Professor Preston Smith waarschuwt voor het wegglijden van de Nederlandse achterstandswijken: don’t go there. Maar volgens Reinout Kleinhans betekent dat niet dat er een nieuw wijkenbeleid moet komen. Arme wijken zijn de vindplaats van achterstanden, maar lang niet altijd de oorzaak daarvan.

Wat gebeurt er als je een Amerikaanse hoogleraar rondleidt in een willekeurige Nederlandse grote stad? Medewerkers van Platform 31 namen professor Preston Smith mee door de Haagse Schilderwijk. Zijn weinig verrassende observatie is dat Nederlandse aandachtswijken positief afsteken tegen de situatie in Amerikaanse buitenwijken. Maar het venijn zit in de staart. Volgens Smith schuift de Nederlandse benadering, mede door de recente liberalisering van de sociale huursector, op naar het Amerikaanse model.

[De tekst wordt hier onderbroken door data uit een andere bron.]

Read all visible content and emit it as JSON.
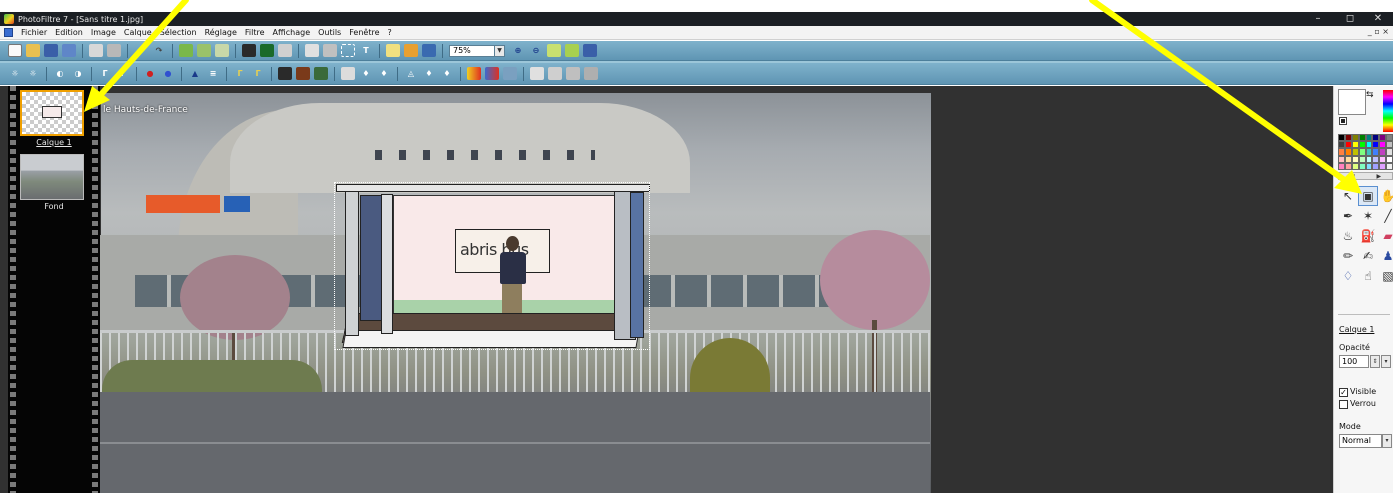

Hij waarschuwt: ‘Don’t go there!’

Dat is even slikken, wetende dat het Nederlandse debat over aandachtswijken vaak genuanceerd werd door de observatie dat we hier geen Amerikaanse ‘getto’s’ kennen. Preston Smith hamert erop dat we de relatief goede kwaliteit en de (naar inkomen) gemengde bevolkingssamenstelling van onze stadswijken moeten koesteren, maar geeft aan dat dit vanuit Nederlands perspectief hooguit enkele koerswijzigingen vergt. En hij onderstreept dat stadswijken doorlopend beleidsaandacht nodig hebben.

Zijn we de aandachtswijken anno 2017 een beetje vergeten?

Dat roept de vraag op: zijn we de aandachtswijken anno 2017 een beetje vergeten? Na ruim twee decennia Grotestedenbeleid en stedelijke vernieuwing is het inderdaad wat stil geworden in Den Haag. Dat komt onder meer door een doelbewust ingezette decentralisatie en grootscheepse hervormingen van beleid voor de jeugd- en ouderenzorg, werknemers van sociale werkplaatsen en mensen met een uitkering (zie Kruiter e.a. 2016). Maar het is vooral de opkomst van een toenemende (media)aandacht voor lokale spanningen tussen verschillende bevolkingsgroepen, bijvoorbeeld in de Haagse Schilderswijk en het Zaanse Poelenburg, die vragen en reacties oproepen. Er komen steeds meer berichten van ernstig achterstallig onderhoud in wijken met veel sociale huurwoningen, doordat woningcorporaties als gevolg van de langdurige economische crisis, de verhuurdersheffing en de herziene Woningwet (veel te) weinig geïnvesteerd hebben. Met andere woorden, deze wijken staan (nog altijd) in sociale, economische en fysiek zin onder druk. Betekent dit dan ook dat er urgentie is voor een nieuw wijkenbeleid, of het ‘afstoffen’ van de wijkaanpak?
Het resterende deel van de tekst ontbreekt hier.